Mona the Virgin Nymph (Michael Benveniste & Howard Ziehm / U.S., 1970):

The eponymous heroine's modesty/abandon contradiction might be that of pornography itself, where the physicality of the screen meets the passivity of the audience. Déjeuner sur l'herbe, handheld camera behind the bushes. "The whole nature trip is just so... groovy." "Aw c'mon Mona, let me put it in you!" Coitus interruptus as she (Fifi Watson) reminds her beau (Orrin North) of her untouched virtue, elsewhere she's a rapacious fellatrix eager to unzip a stranger's pants in a back alley. A recalled still-life (pigtails, dolly, Victrola) elucidates the oral fixation, the tip afterward is turned down: "I didn't do it for money! I have a taste for these things." Michael Benveniste directed the dialogue sequences, Howard Ziehm the screen-filling, pink abstractions. Much of their work has a disarming directness, as when the severe widow (Judy Angel) greets her future son-in-law at the door in transparent camisole and garter belt—there's enough fumbling, unchoreographed heat to the coupling to make it unexpectedly moving when a surge of Wagner's Das Rheingold trumpets their climax.
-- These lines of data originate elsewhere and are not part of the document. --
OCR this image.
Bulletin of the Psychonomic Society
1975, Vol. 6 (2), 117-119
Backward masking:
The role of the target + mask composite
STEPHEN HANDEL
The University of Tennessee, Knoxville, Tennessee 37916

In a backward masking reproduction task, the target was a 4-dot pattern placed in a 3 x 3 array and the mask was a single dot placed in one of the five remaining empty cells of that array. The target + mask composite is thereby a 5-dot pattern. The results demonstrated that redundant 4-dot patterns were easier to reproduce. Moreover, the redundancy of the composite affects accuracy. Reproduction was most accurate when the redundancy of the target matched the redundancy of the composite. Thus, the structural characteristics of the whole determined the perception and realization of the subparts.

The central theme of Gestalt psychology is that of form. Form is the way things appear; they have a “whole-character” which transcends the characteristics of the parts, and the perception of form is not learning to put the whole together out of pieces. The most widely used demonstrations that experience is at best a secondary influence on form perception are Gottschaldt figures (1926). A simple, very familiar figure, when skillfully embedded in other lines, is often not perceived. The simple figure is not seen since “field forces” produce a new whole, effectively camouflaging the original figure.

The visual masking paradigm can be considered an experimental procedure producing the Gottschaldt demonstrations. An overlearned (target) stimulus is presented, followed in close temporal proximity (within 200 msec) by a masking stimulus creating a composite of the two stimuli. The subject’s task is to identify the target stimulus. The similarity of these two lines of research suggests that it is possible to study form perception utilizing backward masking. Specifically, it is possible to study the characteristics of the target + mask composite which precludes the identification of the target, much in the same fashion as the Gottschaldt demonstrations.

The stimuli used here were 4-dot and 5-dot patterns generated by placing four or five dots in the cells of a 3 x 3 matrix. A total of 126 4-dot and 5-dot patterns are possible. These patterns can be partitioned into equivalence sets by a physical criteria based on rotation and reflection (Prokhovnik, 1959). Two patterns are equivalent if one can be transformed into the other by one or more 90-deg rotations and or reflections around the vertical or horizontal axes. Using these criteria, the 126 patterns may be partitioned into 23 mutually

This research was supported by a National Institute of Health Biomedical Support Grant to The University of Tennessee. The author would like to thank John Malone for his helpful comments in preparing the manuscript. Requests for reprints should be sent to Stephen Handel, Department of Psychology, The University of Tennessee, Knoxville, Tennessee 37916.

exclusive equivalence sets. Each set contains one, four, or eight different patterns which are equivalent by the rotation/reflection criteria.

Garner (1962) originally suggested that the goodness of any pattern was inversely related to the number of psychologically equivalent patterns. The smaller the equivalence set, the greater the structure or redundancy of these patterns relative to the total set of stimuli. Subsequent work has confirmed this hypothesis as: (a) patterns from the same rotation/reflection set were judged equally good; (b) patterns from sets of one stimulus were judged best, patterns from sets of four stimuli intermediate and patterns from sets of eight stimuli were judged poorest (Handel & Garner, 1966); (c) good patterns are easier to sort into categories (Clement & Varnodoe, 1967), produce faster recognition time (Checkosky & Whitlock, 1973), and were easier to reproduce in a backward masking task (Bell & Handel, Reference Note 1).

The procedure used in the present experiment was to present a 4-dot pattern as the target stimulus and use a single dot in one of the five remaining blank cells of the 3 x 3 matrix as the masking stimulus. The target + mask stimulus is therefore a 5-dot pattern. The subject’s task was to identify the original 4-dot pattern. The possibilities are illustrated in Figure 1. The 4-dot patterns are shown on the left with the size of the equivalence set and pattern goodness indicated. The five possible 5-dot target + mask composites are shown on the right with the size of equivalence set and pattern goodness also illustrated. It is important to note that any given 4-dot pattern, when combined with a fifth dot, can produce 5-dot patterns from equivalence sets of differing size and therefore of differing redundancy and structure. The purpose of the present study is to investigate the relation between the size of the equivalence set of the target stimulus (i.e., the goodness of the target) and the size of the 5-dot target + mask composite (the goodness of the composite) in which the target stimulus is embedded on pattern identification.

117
Also intriguing is the soundtrack, especially as it drowns out dialogue with harpsichords, ukeleles, electronic dissonance, and, in a scene that brushes ever so gently against Kiarostami's Shirin, the disembodied voices of Taylor and Burton as The Taming of the Shrew unspools in a theater. (The filmgoer in the dark is so rapt that he at first doesn't notice the wanton opening wide next to him.) The tale has a mock-moral, and the wink of a new genre. "You never know what kind of people are in movie houses nowadays." With Susan Stewart, Calvin Victor, and Gerald Broulard.